How hedge funds employ AI to facilitate trading

Machines are now making trades at the world’s top hedge funds. But they’re not doing away with humans just yet.

Key takeaway

AI is proving relevant beyond the tech world. More and more hedge funds – including some of the top firms around the globe – are incorporating AI and machine learning into key trades and investment decisions.


Probabilistic Logic

Ben Goertzel and his company Aidyia made headlines in 2016 when they launched a hedge fund run entirely by AI. It makes trades on its own. Their core technologies include probabilistic logic – a concept created by Goertzel, among others, for use by MindAgents within the OpenCog Core. It involves “using probabilities in place of crisp (true/false) truth values, and fractional uncertainty in place of crisp known/unknown values.”

Aidyia’s machine analyzes “everything from market prices and volumes to macroeconomic data and corporate accounting documents.” These machines essentially make their own market predictions and then “vote” on the best course of action.

Funds from Sentient Technologies, to Two Sigma and Renaissance Technologies have been trading using AI for years now. According to Goertzel, as more firms adopt these technologies, the race for further innovation will be on. “If everyone is using something, it’s predictions will be priced into the market,” he warns in Wired. “You have to be doing something weird.”

The shift to machine-aided investment decisions

Executives at Winton Capital, one of Europe’s largest hedge funds with $30.6 billion under management, stated that at Winton nearly every vote on a prospective investment decision is made by a computer. However, they noted, when it comes to the big, final decisions, humans are still involved. Winton has an algorithmic approach to investment, and of their 400 employees, 200 are data scientists.

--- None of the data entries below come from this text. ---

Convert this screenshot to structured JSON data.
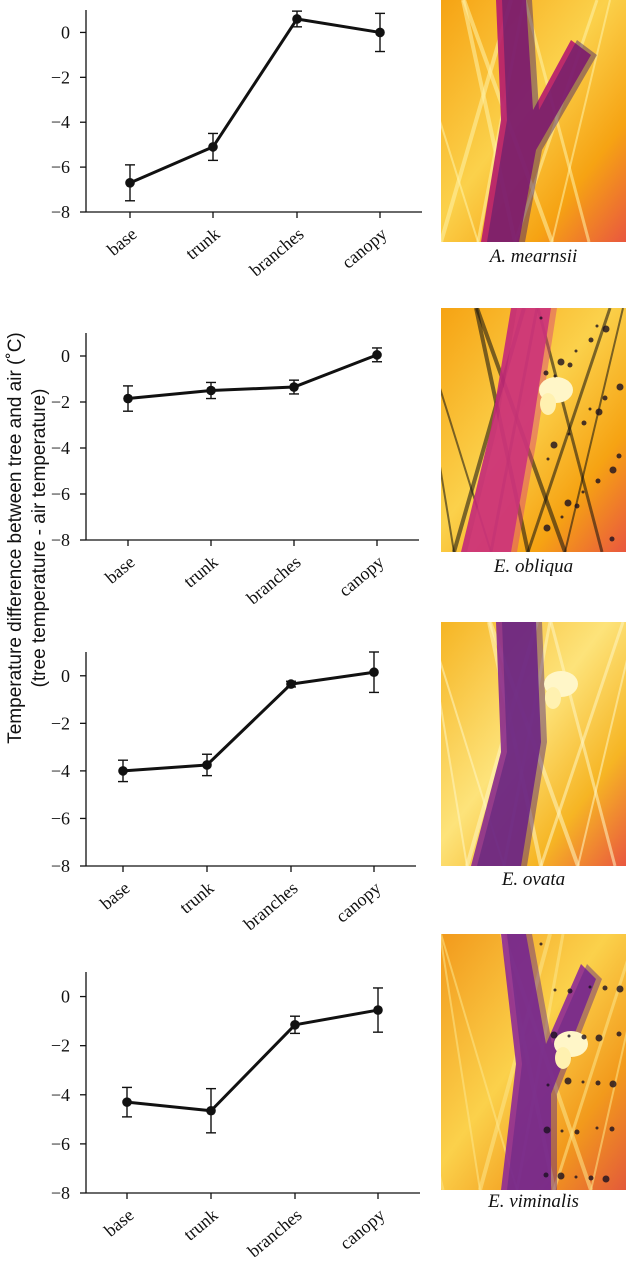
{
  "figure": {
    "ylabel_line1": "Temperature difference between tree and air (˚C)",
    "ylabel_line2": "(tree temperature - air temperature)"
  },
  "chart_data": [
    {
      "type": "line",
      "species": "A. mearnsii",
      "categories": [
        "base",
        "trunk",
        "branches",
        "canopy"
      ],
      "values": [
        -6.7,
        -5.1,
        0.6,
        0.0
      ],
      "error": [
        0.8,
        0.6,
        0.35,
        0.85
      ],
      "ylim": [
        -8,
        1
      ],
      "yticks": [
        0,
        -2,
        -4,
        -6,
        -8
      ],
      "series_color": "#111111",
      "thermal_colors": [
        "#f6a313",
        "#fbd14b",
        "#e9573f",
        "#b5196e",
        "#3a1a6e",
        "#fff3a8"
      ]
    },
    {
      "type": "line",
      "species": "E. obliqua",
      "categories": [
        "base",
        "trunk",
        "branches",
        "canopy"
      ],
      "values": [
        -1.85,
        -1.5,
        -1.35,
        0.05
      ],
      "error": [
        0.55,
        0.35,
        0.3,
        0.3
      ],
      "ylim": [
        -8,
        1
      ],
      "yticks": [
        0,
        -2,
        -4,
        -6,
        -8
      ],
      "series_color": "#111111",
      "thermal_colors": [
        "#f6a313",
        "#fbd14b",
        "#e9573f",
        "#c2287a",
        "#d8407a",
        "#111111"
      ]
    },
    {
      "type": "line",
      "species": "E. ovata",
      "categories": [
        "base",
        "trunk",
        "branches",
        "canopy"
      ],
      "values": [
        -4.0,
        -3.75,
        -0.35,
        0.15
      ],
      "error": [
        0.45,
        0.45,
        0.12,
        0.85
      ],
      "ylim": [
        -8,
        1
      ],
      "yticks": [
        0,
        -2,
        -4,
        -6,
        -8
      ],
      "series_color": "#111111",
      "thermal_colors": [
        "#f6b524",
        "#fde37a",
        "#e9573f",
        "#8a2a8e",
        "#4a2078",
        "#fff6c2"
      ]
    },
    {
      "type": "line",
      "species": "E. viminalis",
      "categories": [
        "base",
        "trunk",
        "branches",
        "canopy"
      ],
      "values": [
        -4.3,
        -4.65,
        -1.15,
        -0.55
      ],
      "error": [
        0.6,
        0.9,
        0.35,
        0.9
      ],
      "ylim": [
        -8,
        1
      ],
      "yticks": [
        0,
        -2,
        -4,
        -6,
        -8
      ],
      "series_color": "#111111",
      "thermal_colors": [
        "#f29a1c",
        "#fbd14b",
        "#e35a3a",
        "#8e2a96",
        "#5a2486",
        "#fde68a"
      ]
    }
  ]
}
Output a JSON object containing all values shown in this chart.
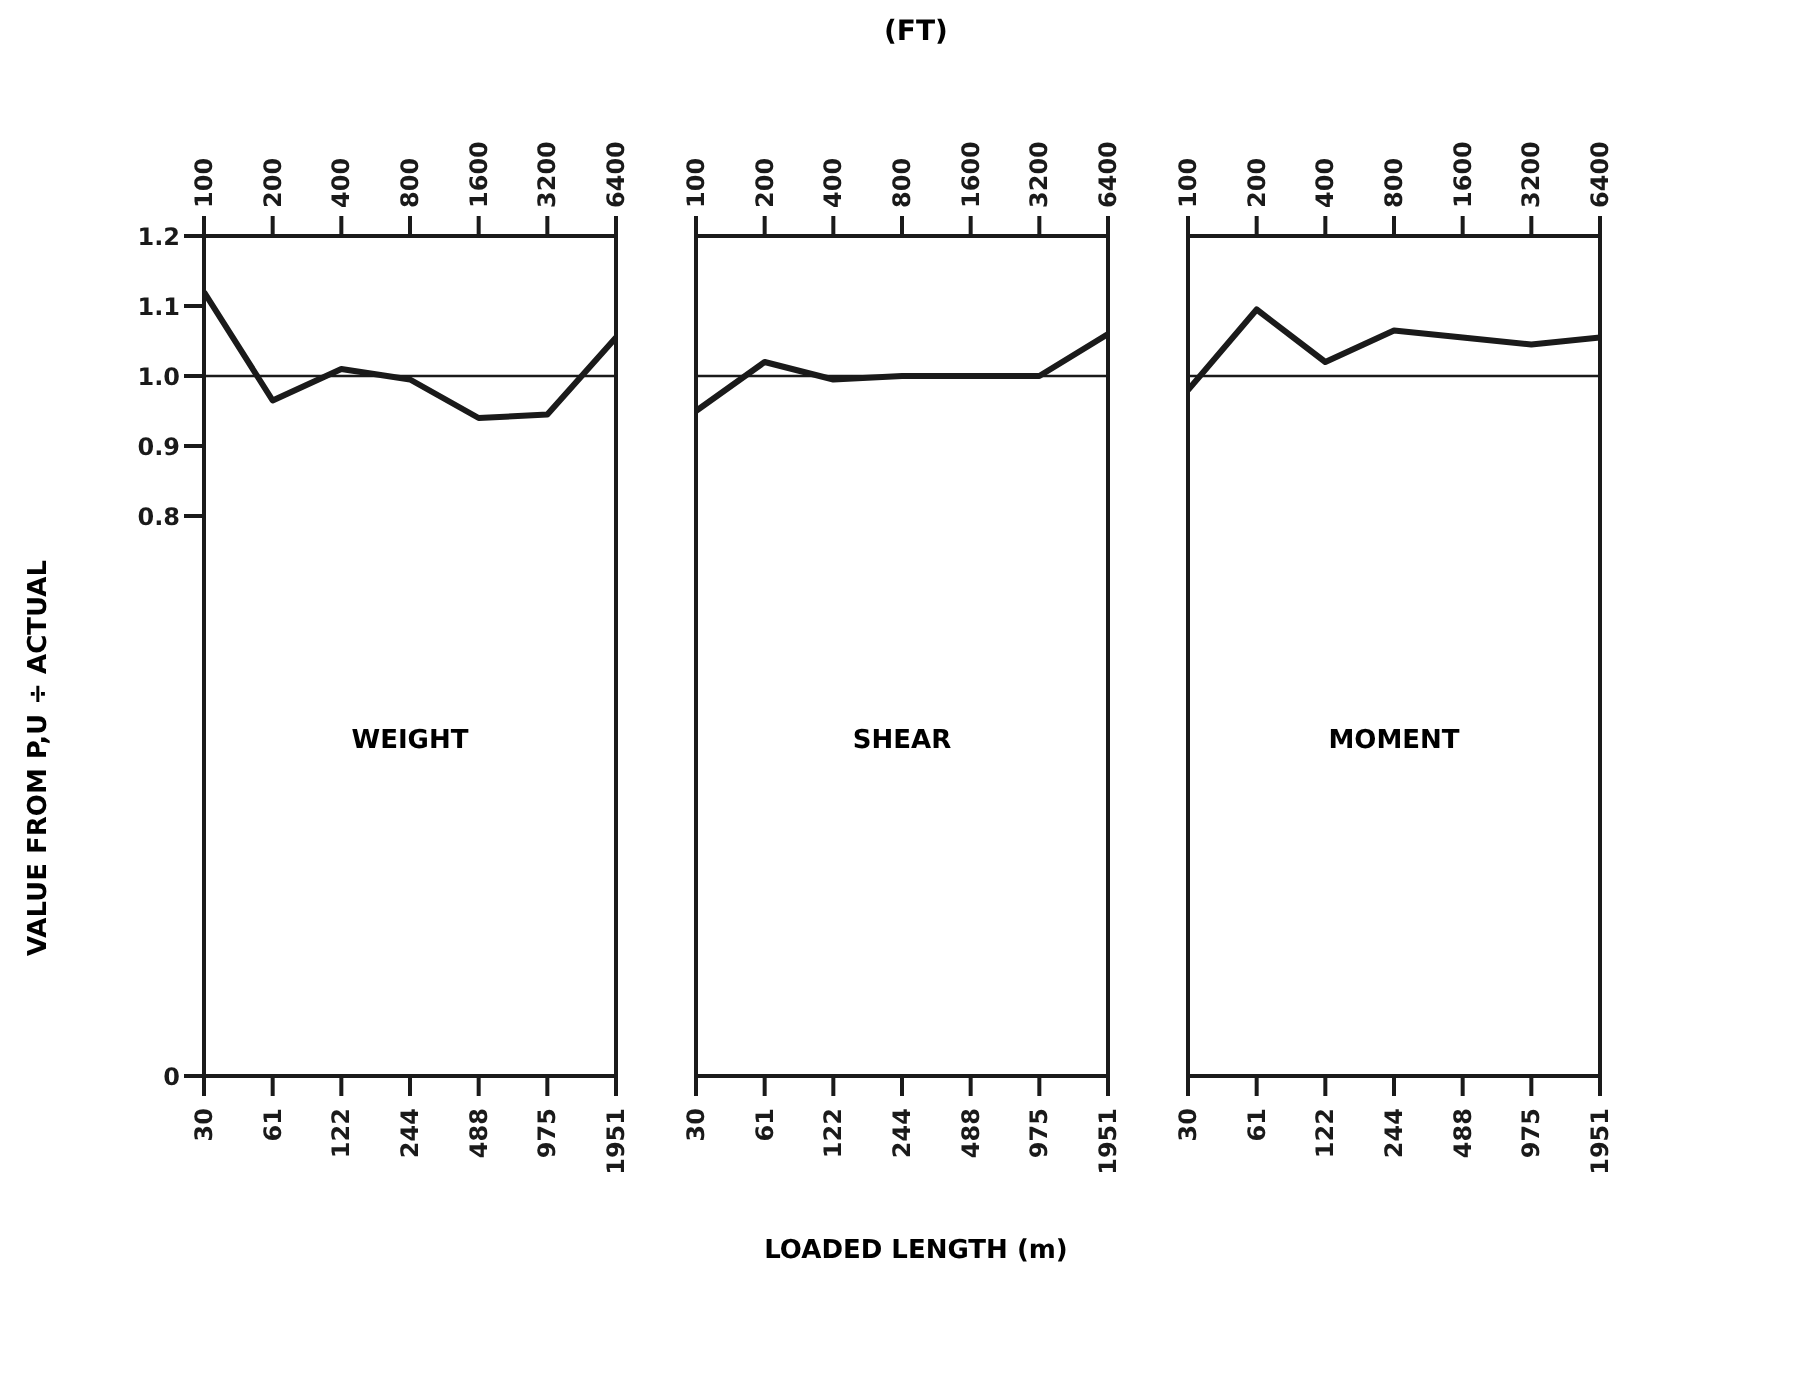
{
  "chart_data": [
    {
      "type": "line",
      "title": "WEIGHT",
      "ylabel": "VALUE FROM P,U ÷ ACTUAL",
      "categories": [
        "30",
        "61",
        "122",
        "244",
        "488",
        "975",
        "1951"
      ],
      "series": [
        {
          "color": "#1a1a1a",
          "values": [
            1.12,
            0.965,
            1.01,
            0.995,
            0.94,
            0.945,
            1.055
          ]
        }
      ],
      "annotations": [
        "100",
        "200",
        "400",
        "800",
        "1600",
        "3200",
        "6400"
      ],
      "ylim": [
        0,
        1.2
      ],
      "yticks": [
        0,
        0.8,
        0.9,
        {
          "value": 1,
          "label": "1.0"
        },
        1.1,
        1.2
      ],
      "ref_lines": [
        {
          "axis": "y",
          "value": 1,
          "color": "#1a1a1a"
        }
      ],
      "grid": false,
      "legend": false,
      "marker": "none"
    },
    {
      "type": "line",
      "title": "SHEAR",
      "xlabel": "LOADED LENGTH (m)",
      "x2label": "(FT)",
      "categories": [
        "30",
        "61",
        "122",
        "244",
        "488",
        "975",
        "1951"
      ],
      "series": [
        {
          "color": "#1a1a1a",
          "values": [
            0.95,
            1.02,
            0.995,
            1.0,
            1.0,
            1.0,
            1.06
          ]
        }
      ],
      "annotations": [
        "100",
        "200",
        "400",
        "800",
        "1600",
        "3200",
        "6400"
      ],
      "ylim": [
        0,
        1.2
      ],
      "tick_labels": "x",
      "ref_lines": [
        {
          "axis": "y",
          "value": 1,
          "color": "#1a1a1a"
        }
      ],
      "grid": false,
      "legend": false,
      "marker": "none"
    },
    {
      "type": "line",
      "title": "MOMENT",
      "categories": [
        "30",
        "61",
        "122",
        "244",
        "488",
        "975",
        "1951"
      ],
      "series": [
        {
          "color": "#1a1a1a",
          "values": [
            0.98,
            1.095,
            1.02,
            1.065,
            1.055,
            1.045,
            1.055
          ]
        }
      ],
      "annotations": [
        "100",
        "200",
        "400",
        "800",
        "1600",
        "3200",
        "6400"
      ],
      "ylim": [
        0,
        1.2
      ],
      "tick_labels": "x",
      "ref_lines": [
        {
          "axis": "y",
          "value": 1,
          "color": "#1a1a1a"
        }
      ],
      "grid": false,
      "legend": false,
      "marker": "none"
    }
  ]
}
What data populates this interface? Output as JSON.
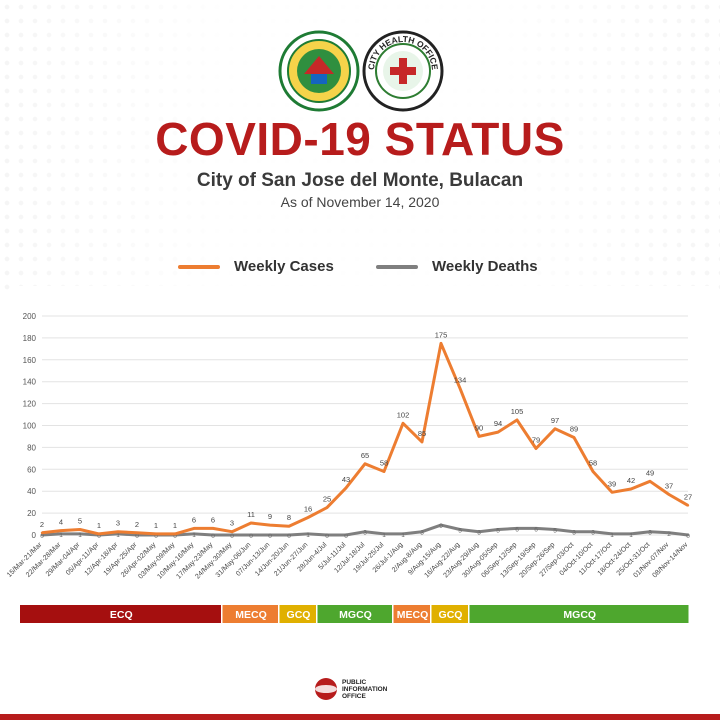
{
  "header": {
    "title": "COVID-19 STATUS",
    "subtitle": "City of San Jose del Monte, Bulacan",
    "as_of": "As of November 14, 2020",
    "left_seal": "city-seal-sjdm",
    "right_seal": "city-health-office-seal",
    "right_seal_text": "CITY HEALTH OFFICE"
  },
  "legend": {
    "cases_label": "Weekly Cases",
    "deaths_label": "Weekly Deaths"
  },
  "footer": {
    "logo_lines": [
      "PUBLIC",
      "INFORMATION",
      "OFFICE"
    ]
  },
  "colors": {
    "cases": "#ed7d31",
    "deaths": "#7f7f7f",
    "title": "#b71c1c",
    "ECQ": "#a50f0f",
    "MECQ": "#ed7d31",
    "GCQ": "#e0b000",
    "MGCQ": "#4ea72e"
  },
  "chart_data": {
    "type": "line",
    "ylim": [
      0,
      200
    ],
    "yticks": [
      0,
      20,
      40,
      60,
      80,
      100,
      120,
      140,
      160,
      180,
      200
    ],
    "grid": true,
    "legend_position": "top",
    "categories": [
      "15/Mar-21/Mar",
      "22/Mar-28/Mar",
      "29/Mar-04/Apr",
      "05/Apr-11/Apr",
      "12/Apr-18/Apr",
      "19/Apr-25/Apr",
      "26/Apr-02/May",
      "03/May-09/May",
      "10/May-16/May",
      "17/May-23/May",
      "24/May-30/May",
      "31/May-06/Jun",
      "07/Jun-13/Jun",
      "14/Jun-20/Jun",
      "21/Jun-27/Jun",
      "28/Jun-4/Jul",
      "5/Jul-11/Jul",
      "12/Jul-18/Jul",
      "19/Jul-25/Jul",
      "26/Jul-1/Aug",
      "2/Aug-8/Aug",
      "9/Aug-15/Aug",
      "16/Aug-22/Aug",
      "23/Aug-29/Aug",
      "30/Aug-05/Sep",
      "06/Sep-12/Sep",
      "13/Sep-19/Sep",
      "20/Sep-26/Sep",
      "27/Sep-03/Oct",
      "04/Oct-10/Oct",
      "11/Oct-17/Oct",
      "18/Oct-24/Oct",
      "25/Oct-31/Oct",
      "01/Nov-07/Nov",
      "08/Nov-14/Nov"
    ],
    "series": [
      {
        "name": "Weekly Cases",
        "values": [
          2,
          4,
          5,
          1,
          3,
          2,
          1,
          1,
          6,
          6,
          3,
          11,
          9,
          8,
          16,
          25,
          43,
          65,
          58,
          102,
          85,
          175,
          134,
          90,
          94,
          105,
          79,
          97,
          89,
          58,
          39,
          42,
          49,
          37,
          27
        ]
      },
      {
        "name": "Weekly Deaths",
        "values": [
          0,
          1,
          1,
          0,
          1,
          0,
          0,
          0,
          1,
          0,
          0,
          0,
          0,
          0,
          1,
          0,
          0,
          3,
          1,
          1,
          3,
          9,
          5,
          3,
          5,
          6,
          6,
          5,
          3,
          3,
          1,
          1,
          3,
          2,
          0
        ]
      }
    ],
    "phases": [
      {
        "label": "ECQ",
        "start": 0,
        "end": 9
      },
      {
        "label": "MECQ",
        "start": 10,
        "end": 12
      },
      {
        "label": "GCQ",
        "start": 13,
        "end": 14
      },
      {
        "label": "MGCQ",
        "start": 15,
        "end": 18
      },
      {
        "label": "MECQ",
        "start": 19,
        "end": 20
      },
      {
        "label": "GCQ",
        "start": 21,
        "end": 22
      },
      {
        "label": "MGCQ",
        "start": 23,
        "end": 34
      }
    ]
  }
}
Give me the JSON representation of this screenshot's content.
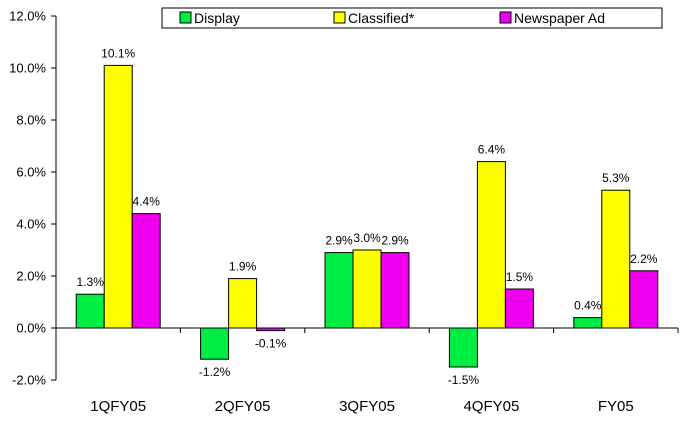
{
  "chart_data": {
    "type": "bar",
    "title": "",
    "xlabel": "",
    "ylabel": "",
    "categories": [
      "1QFY05",
      "2QFY05",
      "3QFY05",
      "4QFY05",
      "FY05"
    ],
    "series": [
      {
        "name": "Display",
        "color": "#00ee44",
        "values": [
          1.3,
          -1.2,
          2.9,
          -1.5,
          0.4
        ],
        "labels": [
          "1.3%",
          "-1.2%",
          "2.9%",
          "-1.5%",
          "0.4%"
        ]
      },
      {
        "name": "Classified*",
        "color": "#ffff00",
        "values": [
          10.1,
          1.9,
          3.0,
          6.4,
          5.3
        ],
        "labels": [
          "10.1%",
          "1.9%",
          "3.0%",
          "6.4%",
          "5.3%"
        ]
      },
      {
        "name": "Newspaper Ad",
        "color": "#ee00ee",
        "values": [
          4.4,
          -0.1,
          2.9,
          1.5,
          2.2
        ],
        "labels": [
          "4.4%",
          "-0.1%",
          "2.9%",
          "1.5%",
          "2.2%"
        ]
      }
    ],
    "ylim": [
      -2.0,
      12.0
    ],
    "yticks": [
      -2.0,
      0.0,
      2.0,
      4.0,
      6.0,
      8.0,
      10.0,
      12.0
    ],
    "ytick_labels": [
      "-2.0%",
      "0.0%",
      "2.0%",
      "4.0%",
      "6.0%",
      "8.0%",
      "10.0%",
      "12.0%"
    ],
    "grid": false,
    "legend_position": "top"
  }
}
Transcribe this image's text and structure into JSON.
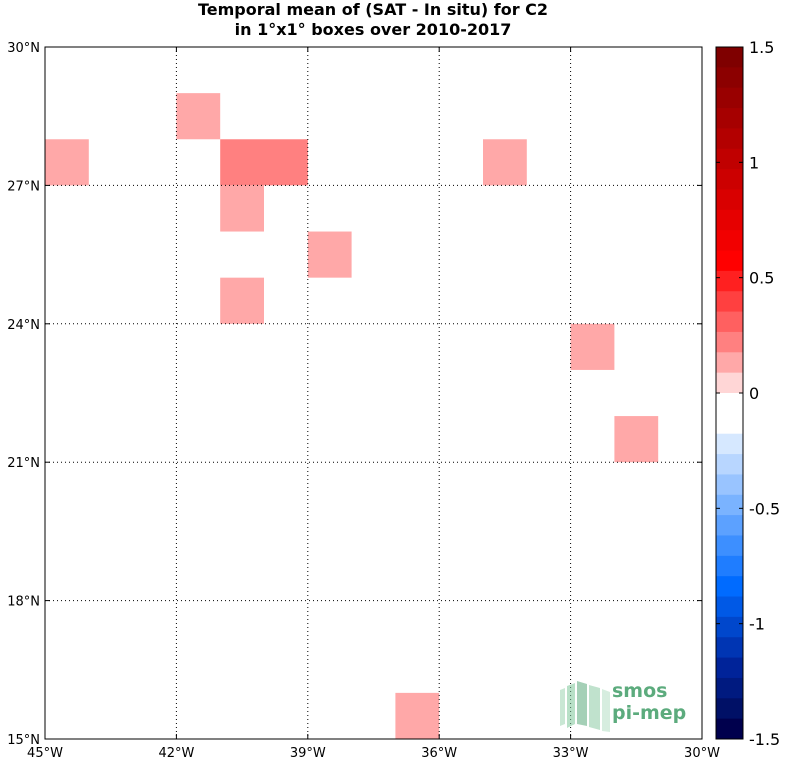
{
  "chart_data": {
    "type": "heatmap",
    "title_line1": "Temporal mean of (SAT - In situ) for C2",
    "title_line2": "in 1°x1° boxes over 2010-2017",
    "xlim": [
      -45,
      -30
    ],
    "ylim": [
      15,
      30
    ],
    "x_ticks": [
      {
        "value": -45,
        "label": "45°W"
      },
      {
        "value": -42,
        "label": "42°W"
      },
      {
        "value": -39,
        "label": "39°W"
      },
      {
        "value": -36,
        "label": "36°W"
      },
      {
        "value": -33,
        "label": "33°W"
      },
      {
        "value": -30,
        "label": "30°W"
      }
    ],
    "y_ticks": [
      {
        "value": 15,
        "label": "15°N"
      },
      {
        "value": 18,
        "label": "18°N"
      },
      {
        "value": 21,
        "label": "21°N"
      },
      {
        "value": 24,
        "label": "24°N"
      },
      {
        "value": 27,
        "label": "27°N"
      },
      {
        "value": 30,
        "label": "30°N"
      }
    ],
    "grid": true,
    "colorbar": {
      "range": [
        -1.5,
        1.5
      ],
      "ticks": [
        {
          "value": 1.5,
          "label": "1.5"
        },
        {
          "value": 1,
          "label": "1"
        },
        {
          "value": 0.5,
          "label": "0.5"
        },
        {
          "value": 0,
          "label": "0"
        },
        {
          "value": -0.5,
          "label": "-0.5"
        },
        {
          "value": -1,
          "label": "-1"
        },
        {
          "value": -1.5,
          "label": "-1.5"
        }
      ],
      "colors_top_to_bottom": [
        "#7f0000",
        "#8c0000",
        "#990000",
        "#a60000",
        "#b30000",
        "#c00000",
        "#cc0000",
        "#d90000",
        "#e60000",
        "#f20000",
        "#ff0000",
        "#ff2020",
        "#ff4040",
        "#ff6060",
        "#ff8080",
        "#ffa8a8",
        "#ffd6d6",
        "#ffffff",
        "#ffffff",
        "#d6e8ff",
        "#b8d6ff",
        "#99c4ff",
        "#7ab3ff",
        "#5ca1ff",
        "#3d8fff",
        "#1f7dff",
        "#006bff",
        "#0059e6",
        "#0047cc",
        "#0035b3",
        "#002399",
        "#001a80",
        "#001066",
        "#00004d"
      ]
    },
    "cells": [
      {
        "lon": -30.5,
        "lat": 29.5,
        "value": -0.1
      },
      {
        "lon": -41.5,
        "lat": 28.5,
        "value": 0.12
      },
      {
        "lon": -44.5,
        "lat": 27.5,
        "value": 0.1
      },
      {
        "lon": -40.5,
        "lat": 27.5,
        "value": 0.25
      },
      {
        "lon": -39.5,
        "lat": 27.5,
        "value": 0.25
      },
      {
        "lon": -34.5,
        "lat": 27.5,
        "value": 0.1
      },
      {
        "lon": -40.5,
        "lat": 26.5,
        "value": 0.12
      },
      {
        "lon": -39.5,
        "lat": 26.5,
        "value": -0.15
      },
      {
        "lon": -38.5,
        "lat": 25.5,
        "value": 0.12
      },
      {
        "lon": -40.5,
        "lat": 24.5,
        "value": 0.12
      },
      {
        "lon": -32.5,
        "lat": 23.5,
        "value": 0.12
      },
      {
        "lon": -37.5,
        "lat": 22.5,
        "value": -0.1
      },
      {
        "lon": -43.5,
        "lat": 21.5,
        "value": -0.1
      },
      {
        "lon": -31.5,
        "lat": 21.5,
        "value": 0.12
      },
      {
        "lon": -42.5,
        "lat": 19.5,
        "value": -0.1
      },
      {
        "lon": -34.5,
        "lat": 16.5,
        "value": -0.1
      },
      {
        "lon": -36.5,
        "lat": 15.5,
        "value": 0.12
      }
    ]
  },
  "logo": {
    "line1": "smos",
    "line2": "pi-mep",
    "color": "#5cab7d"
  }
}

Of the top 10 highest-earning hedge fund managers in the world, today the top three are all ‘quants’ – managers that rely heavily on computer systems in their investments. Only four managers still use mainly traditional methods, where the decision-making is still primarily driven by human analysis.

Bridgewater Associates, notably the world’s largest hedge fund with $160B under management, built a machine learning algorithm taken straight from its employees’ brains, according to a NYT article from December 2016. Intended to do more than improve accuracy, billionaire founder Ray Dalio claims he wants to “ensure the company can run according to his vision even when he’s not there.”

Their team, the Systematized Intelligence Lab, is led by David Ferrucci who worked on IBM’s Watson. They have famously taken AI internally as well, with meetings recorded and staff asked to grade each other throughout the day using a ratings system called “dots”. These ratings are incorporated into “Baseball Cards” that show employees’ strengths and weaknesses.

Man vs Machine?

We’re nearing technology today that can tackle one of man’s most significant advantages: the ability to learn on his own. Today, deep learning and AI technologies can improve themselves based on exposure to new data inputs, by finding patterns.

Many hedge fund managers, however, make the case for continued human involvement. Winton notes, “There are big tasks at hedge funds ripe for automation, such as performing large-scale, recurring calculations for assessing risk across portfolios…[however,] people will be running software at every stage of the process.”

Jordi Visser, investment chief at Weiss, believes humans still have the upper hand when it comes to recognizing patterns, thanks to intuition. “The industry’s survivors will be the ones who imbibe technology into their processes,” he said.

The Outside Insight here?

The Outside Insight here? Computer-aided human decision-making is the next norm on Wall Street – with humans continuing to steer the course – and those that don’t invest in machine-learning technology to assist in decision-making will soon fall behind the curve.